Imaging local luminescence variations in CdSe0.1Te0.9 thin films grown by the colossal grain growth process

Clear visualization and understanding of luminescence properties of grain interiors and grain boundaries in polycrystalline thin-film photovoltaic materials are crucial to achieving high-performance solar cells. Luminescence-based measurements, for example, reveal sub-bandgap energetic disorder or impurity-related radiative transitions in these materials, and when performed in the absolute scale, they can show the extent of voltage-limiting non-radiative recombination.
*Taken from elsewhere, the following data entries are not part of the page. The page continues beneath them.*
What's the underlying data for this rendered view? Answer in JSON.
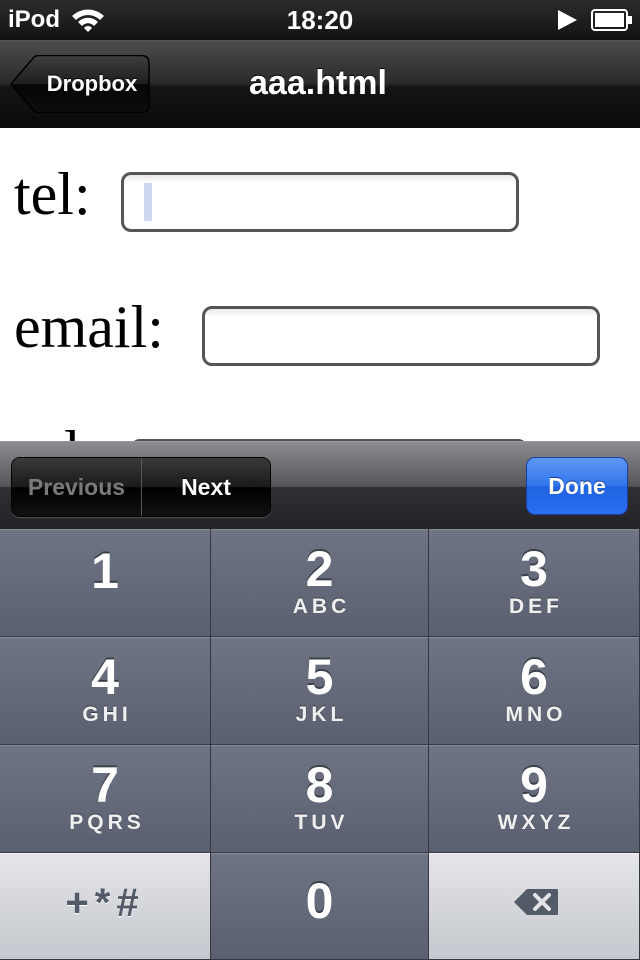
{
  "status_bar": {
    "carrier": "iPod",
    "time": "18:20",
    "icons": [
      "wifi-icon",
      "play-icon",
      "battery-icon"
    ]
  },
  "nav_bar": {
    "back_label": "Dropbox",
    "title": "aaa.html"
  },
  "form": {
    "fields": [
      {
        "label": "tel:",
        "value": ""
      },
      {
        "label": "email:",
        "value": ""
      },
      {
        "label": "url:",
        "value": ""
      }
    ]
  },
  "form_toolbar": {
    "previous_label": "Previous",
    "next_label": "Next",
    "done_label": "Done",
    "done_color": "#2a6ff0"
  },
  "keypad": {
    "keys": [
      {
        "digit": "1",
        "letters": ""
      },
      {
        "digit": "2",
        "letters": "ABC"
      },
      {
        "digit": "3",
        "letters": "DEF"
      },
      {
        "digit": "4",
        "letters": "GHI"
      },
      {
        "digit": "5",
        "letters": "JKL"
      },
      {
        "digit": "6",
        "letters": "MNO"
      },
      {
        "digit": "7",
        "letters": "PQRS"
      },
      {
        "digit": "8",
        "letters": "TUV"
      },
      {
        "digit": "9",
        "letters": "WXYZ"
      }
    ],
    "symbols_label": "+*#",
    "zero_digit": "0",
    "delete_icon": "backspace-icon"
  }
}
Here we use a hyperspectral imaging technique to investigate inter-and intra-grain photoluminescence variations in polycrystalline CdSe0.1Te0.9 films made by the colossal grain growth process. We observe that grain boundaries show higher luminescence than grain interiors for all energies below the bandgap energy. Multiple distinct sub-bandgap defect transitions are detected and deter-mined to be related to donor-acceptor pair impurities. A comparison of the excitation-intensity-dependent photoluminescence at the grain boundaries with grain interiors suggests that carrier con-centration is higher at grain boundaries. This finding is supported by photoemission electron microscopy imaging of the films, showing z70 meV upward energy shift in the band structure at the grain boundaries. Finally, we investigate a dramatic thermal quenching behavior related to the donor-acceptor pairs luminescence over a temperature range and use a rate-equation model to attribute it to the sudden redirection of the radiative recombination channels to non-radiative channels with increasing temperature.